At UUCSS, our response to this outbreak will be coordinated by Board President Tamara Bowman and myself. We are consulting with the Safety Team, led by Stephanie McConachie, as well as with Sunday Support, Property Committee, and staff leaders for Religious Education and Music. We will be guided by the CDC, the Maryland Department of Health, and UUCSS policies and procedures as we continue to strategize. This is a rapidly evolving situation, and so we will all need to be attentive, flexible, and kind as we hold one another’s spirits in strength and love during this season of uncertainty. 

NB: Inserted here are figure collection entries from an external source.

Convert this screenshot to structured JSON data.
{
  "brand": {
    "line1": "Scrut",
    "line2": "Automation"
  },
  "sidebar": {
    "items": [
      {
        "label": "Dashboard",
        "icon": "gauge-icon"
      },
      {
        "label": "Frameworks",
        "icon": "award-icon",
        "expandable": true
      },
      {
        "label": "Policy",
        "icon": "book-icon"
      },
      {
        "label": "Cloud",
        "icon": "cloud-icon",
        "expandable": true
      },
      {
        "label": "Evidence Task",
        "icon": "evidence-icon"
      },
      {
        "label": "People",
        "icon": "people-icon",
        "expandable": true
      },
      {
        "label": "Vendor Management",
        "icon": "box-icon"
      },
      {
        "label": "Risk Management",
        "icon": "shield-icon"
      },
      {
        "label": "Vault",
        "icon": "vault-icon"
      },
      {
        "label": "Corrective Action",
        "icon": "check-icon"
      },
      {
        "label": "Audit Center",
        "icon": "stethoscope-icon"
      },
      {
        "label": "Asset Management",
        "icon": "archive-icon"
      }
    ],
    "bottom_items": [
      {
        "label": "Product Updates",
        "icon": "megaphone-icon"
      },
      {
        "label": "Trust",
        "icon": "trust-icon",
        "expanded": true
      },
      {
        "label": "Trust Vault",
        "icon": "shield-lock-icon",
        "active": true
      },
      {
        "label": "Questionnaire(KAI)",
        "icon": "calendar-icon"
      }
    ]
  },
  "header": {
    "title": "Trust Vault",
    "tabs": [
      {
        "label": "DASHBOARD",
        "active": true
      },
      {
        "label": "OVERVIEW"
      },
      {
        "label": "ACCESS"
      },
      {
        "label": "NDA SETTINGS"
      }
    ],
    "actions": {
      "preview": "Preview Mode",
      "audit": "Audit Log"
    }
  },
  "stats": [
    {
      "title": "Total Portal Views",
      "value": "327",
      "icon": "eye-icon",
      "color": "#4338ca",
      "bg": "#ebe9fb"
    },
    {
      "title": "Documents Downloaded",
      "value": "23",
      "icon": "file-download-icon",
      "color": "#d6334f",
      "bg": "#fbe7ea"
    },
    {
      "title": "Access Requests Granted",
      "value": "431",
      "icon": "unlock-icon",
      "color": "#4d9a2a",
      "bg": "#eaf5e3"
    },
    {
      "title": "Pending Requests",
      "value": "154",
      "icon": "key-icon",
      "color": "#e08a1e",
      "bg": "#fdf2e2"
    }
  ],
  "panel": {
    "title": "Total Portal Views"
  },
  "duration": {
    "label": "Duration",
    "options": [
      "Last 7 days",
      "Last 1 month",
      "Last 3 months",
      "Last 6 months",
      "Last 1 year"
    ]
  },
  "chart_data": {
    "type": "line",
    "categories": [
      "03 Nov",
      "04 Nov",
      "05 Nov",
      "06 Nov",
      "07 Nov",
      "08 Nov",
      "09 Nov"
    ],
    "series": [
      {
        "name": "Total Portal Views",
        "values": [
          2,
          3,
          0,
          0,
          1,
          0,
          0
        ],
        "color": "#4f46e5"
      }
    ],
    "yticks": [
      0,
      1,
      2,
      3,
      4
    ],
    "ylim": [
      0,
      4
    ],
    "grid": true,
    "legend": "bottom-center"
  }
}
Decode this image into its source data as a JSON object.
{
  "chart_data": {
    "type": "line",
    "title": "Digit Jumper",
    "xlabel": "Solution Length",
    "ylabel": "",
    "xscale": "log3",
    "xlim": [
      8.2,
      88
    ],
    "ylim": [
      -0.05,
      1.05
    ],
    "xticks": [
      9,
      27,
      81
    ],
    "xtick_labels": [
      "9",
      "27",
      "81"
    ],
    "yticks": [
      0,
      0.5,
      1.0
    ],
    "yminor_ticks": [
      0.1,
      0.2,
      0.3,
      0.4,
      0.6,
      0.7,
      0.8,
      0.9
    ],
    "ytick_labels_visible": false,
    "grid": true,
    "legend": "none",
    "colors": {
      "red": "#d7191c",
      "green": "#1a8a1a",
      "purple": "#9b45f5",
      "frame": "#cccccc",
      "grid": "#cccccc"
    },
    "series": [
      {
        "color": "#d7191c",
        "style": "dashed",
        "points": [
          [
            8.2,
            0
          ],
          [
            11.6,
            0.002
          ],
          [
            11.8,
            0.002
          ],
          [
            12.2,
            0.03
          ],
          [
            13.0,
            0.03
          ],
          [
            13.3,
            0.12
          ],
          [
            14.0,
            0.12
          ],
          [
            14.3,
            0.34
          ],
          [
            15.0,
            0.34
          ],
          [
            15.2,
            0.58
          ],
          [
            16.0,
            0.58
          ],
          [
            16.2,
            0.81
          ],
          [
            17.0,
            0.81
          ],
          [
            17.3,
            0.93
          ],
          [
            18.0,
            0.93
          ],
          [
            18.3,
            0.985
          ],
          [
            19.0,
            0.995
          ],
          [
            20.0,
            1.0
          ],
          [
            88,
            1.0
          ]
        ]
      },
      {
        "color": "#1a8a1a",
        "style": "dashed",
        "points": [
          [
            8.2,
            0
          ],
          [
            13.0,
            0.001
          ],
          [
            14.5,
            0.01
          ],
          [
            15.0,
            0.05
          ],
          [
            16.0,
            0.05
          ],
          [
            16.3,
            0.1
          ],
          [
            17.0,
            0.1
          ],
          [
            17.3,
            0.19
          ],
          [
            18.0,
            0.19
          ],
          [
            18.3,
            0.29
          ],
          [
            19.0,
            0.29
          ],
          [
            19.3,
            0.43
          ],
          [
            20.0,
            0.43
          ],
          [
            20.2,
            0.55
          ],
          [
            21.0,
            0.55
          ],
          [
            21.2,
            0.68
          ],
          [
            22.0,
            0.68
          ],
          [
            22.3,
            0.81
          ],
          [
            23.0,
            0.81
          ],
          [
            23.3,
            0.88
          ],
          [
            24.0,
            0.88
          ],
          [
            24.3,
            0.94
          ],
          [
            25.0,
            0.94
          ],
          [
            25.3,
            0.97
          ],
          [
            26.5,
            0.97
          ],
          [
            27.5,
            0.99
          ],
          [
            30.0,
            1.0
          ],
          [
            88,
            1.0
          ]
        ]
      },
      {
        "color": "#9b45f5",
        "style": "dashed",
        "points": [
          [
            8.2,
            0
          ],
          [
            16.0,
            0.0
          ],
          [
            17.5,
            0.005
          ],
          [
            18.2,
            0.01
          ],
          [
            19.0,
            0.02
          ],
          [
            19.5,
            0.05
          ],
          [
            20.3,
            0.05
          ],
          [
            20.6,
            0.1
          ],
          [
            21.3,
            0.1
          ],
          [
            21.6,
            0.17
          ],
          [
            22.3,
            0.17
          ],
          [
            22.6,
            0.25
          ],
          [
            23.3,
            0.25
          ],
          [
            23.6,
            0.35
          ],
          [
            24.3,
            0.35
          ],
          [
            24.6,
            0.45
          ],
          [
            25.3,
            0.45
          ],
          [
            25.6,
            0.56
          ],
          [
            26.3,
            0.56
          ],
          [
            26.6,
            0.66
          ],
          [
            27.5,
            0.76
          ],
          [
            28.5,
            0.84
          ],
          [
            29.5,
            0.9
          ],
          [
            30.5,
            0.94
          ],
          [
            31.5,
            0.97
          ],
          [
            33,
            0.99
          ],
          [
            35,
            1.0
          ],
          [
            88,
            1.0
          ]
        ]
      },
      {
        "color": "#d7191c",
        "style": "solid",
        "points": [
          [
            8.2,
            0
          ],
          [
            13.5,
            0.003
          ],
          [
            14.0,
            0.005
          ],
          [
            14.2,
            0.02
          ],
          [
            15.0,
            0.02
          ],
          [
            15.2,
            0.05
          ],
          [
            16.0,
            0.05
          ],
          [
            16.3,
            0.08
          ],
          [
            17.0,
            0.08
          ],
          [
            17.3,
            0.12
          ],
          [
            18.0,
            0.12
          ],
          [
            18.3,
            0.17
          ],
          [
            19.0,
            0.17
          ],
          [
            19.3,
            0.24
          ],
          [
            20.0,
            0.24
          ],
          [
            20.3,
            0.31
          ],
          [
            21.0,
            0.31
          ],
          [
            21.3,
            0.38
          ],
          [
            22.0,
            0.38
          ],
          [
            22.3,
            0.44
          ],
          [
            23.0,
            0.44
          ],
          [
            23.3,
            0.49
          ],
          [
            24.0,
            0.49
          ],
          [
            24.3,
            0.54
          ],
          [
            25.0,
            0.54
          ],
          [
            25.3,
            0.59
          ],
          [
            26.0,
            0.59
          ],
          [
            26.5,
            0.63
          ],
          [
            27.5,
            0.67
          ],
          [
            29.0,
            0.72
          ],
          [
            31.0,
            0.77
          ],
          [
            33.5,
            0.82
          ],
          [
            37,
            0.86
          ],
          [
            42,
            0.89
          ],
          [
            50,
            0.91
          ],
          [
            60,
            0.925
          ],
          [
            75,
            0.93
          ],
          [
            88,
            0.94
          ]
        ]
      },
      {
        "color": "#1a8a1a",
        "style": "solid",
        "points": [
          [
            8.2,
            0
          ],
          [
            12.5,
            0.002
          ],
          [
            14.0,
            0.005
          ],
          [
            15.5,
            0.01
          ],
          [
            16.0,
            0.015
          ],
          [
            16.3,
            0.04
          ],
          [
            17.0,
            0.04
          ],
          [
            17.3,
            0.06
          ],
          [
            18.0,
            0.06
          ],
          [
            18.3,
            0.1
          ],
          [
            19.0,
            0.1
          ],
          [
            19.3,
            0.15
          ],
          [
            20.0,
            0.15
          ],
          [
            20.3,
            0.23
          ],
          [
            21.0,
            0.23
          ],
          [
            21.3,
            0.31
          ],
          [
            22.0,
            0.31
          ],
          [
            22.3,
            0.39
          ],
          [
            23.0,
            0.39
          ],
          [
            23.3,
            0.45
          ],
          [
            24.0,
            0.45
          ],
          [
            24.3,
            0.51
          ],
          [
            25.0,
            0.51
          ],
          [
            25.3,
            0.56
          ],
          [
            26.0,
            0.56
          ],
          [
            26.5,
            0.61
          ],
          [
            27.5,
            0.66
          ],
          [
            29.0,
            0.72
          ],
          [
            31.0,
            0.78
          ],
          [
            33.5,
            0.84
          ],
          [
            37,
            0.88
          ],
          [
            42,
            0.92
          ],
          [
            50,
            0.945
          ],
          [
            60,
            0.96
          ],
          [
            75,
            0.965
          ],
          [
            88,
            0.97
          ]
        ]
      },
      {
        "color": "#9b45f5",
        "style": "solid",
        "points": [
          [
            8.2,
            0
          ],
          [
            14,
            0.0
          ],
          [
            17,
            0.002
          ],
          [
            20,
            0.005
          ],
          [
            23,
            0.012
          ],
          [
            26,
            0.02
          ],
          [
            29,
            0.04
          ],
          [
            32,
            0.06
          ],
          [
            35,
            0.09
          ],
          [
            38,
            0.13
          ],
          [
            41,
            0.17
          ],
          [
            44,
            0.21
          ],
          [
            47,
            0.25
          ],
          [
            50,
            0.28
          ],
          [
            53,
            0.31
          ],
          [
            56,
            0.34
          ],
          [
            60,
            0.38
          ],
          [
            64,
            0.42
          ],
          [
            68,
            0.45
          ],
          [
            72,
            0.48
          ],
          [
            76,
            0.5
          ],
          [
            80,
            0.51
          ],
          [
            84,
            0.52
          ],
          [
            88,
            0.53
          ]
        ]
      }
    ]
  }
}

When we sing the hymn, “Gathered Here,” we are reminded that we are “one strong body.” As a congregation, it is up to each one of us to create and maintain a climate that supports the wellbeing of everyone in the congregation. Scientific American posted a helpful article about why preparing for an outbreak and practicing healthy habits to prevent disease transmission are some of the most pro-social, altruistic things you can do.  With that in mind, in this current phase of preparing and preventing, here are a few things we can do to slow down the spread of COVID-19 and to protect one another to the fullest extent possible:

  1. Stay home if you are sick. Do not go to work, school, or church if you are sick or if a family member is sick. Even if you feel that you can rally and try to be productive, consider our neighbors with vulnerable immune systems who may be less able to cope with the illness that you may be carrying. If your committee would like to try meeting on-line using our Zoom web conferencing software, please contact Tamara Bowman for login information. The practice of staying home while sick also applies to staff. I am personally re-committing to the practice of keeping my germs to myself. Staff will be working at home more often. All of us will need to be flexible about how certain things get done or which things we let go of in order to keep everyone safe.
  2. Please reach out to or if you are sick, in quarantine, or are otherwise struggling. Even if we are avoiding face-to-face meetings, we can stave off loneliness by other means. Connect by phone and email if you are feeling isolated.
  3. Practice common sense precautions. Wash your hands with soap for at least 20 seconds. Avoid touching your eyes, nose, and mouth. Keep separate towels for every member of your household. Cough into your elbow. Clean frequently-used surfaces like telephones and doorknobs. Try a wave, a reverent bow, or an elbow-bump greeting instead of shaking hands or hugging. The good news is that COVID-19 is vulnerable to old-fashioned soap and water. All of the usual precautions we use during flu season are valid for this situation; please see the CDC’s list of healthy habits.
  4. If you have traveled recently to a country or state that has a high level of outbreak, even if you do not have symptoms, please consider self-quarantining until the danger of infection has passed. We know that people without symptoms can pass the virus to others. As of yesterday, the CDC reported 60 cases in the U.S. across 12 states.
  5. Let me know if medical bills, missing work due to taking sick days, or other care and prevention practices are causing a financial emergency. We may be able to arrange for a one-time grant from the Minister’s Discretionary Fund to cover something like a medical co-pay, a utility bill, or a portion of a month’s rent. Email me at to inquire about a grant. If you are not having a financial emergency and are inspired to make a donation to the MDF, please send a check to UUCSS, attention Collectors, with “Minister’s Discretionary Fund” in the memo line.
  6. Start making plans with your household about what you will do if you need to care for someone at home, stay at home to avoid infection, or otherwise change your routines. The CDC has a helpful tip sheet about making preparations.
  7. Concentrate your information gathering on reliable, data-backed sources that offer strategies and are not overwhelmingly driven by advertisers who profit from your anxiety. This  podcast and article from the New York Times provide potential starting places. I found this article from Foreign Policy magazine helpful. There are updates from Montgomery County, Prince George’s County, and Howard County, and the State of Maryland

Tamara Bowman and I will be monitoring the situation closely. We are researching the many legal and technical problems that we need to solve in order to broadcast entire worship services live over the Internet, or even lead worship from our homes through the Internet. We’re also thinking about other modifications we can make to reduce the risk of spreading germs while we’re at church. 

These are interesting times. Have courage. Take care of yourself and each other. Reach out if you need support. You are not alone.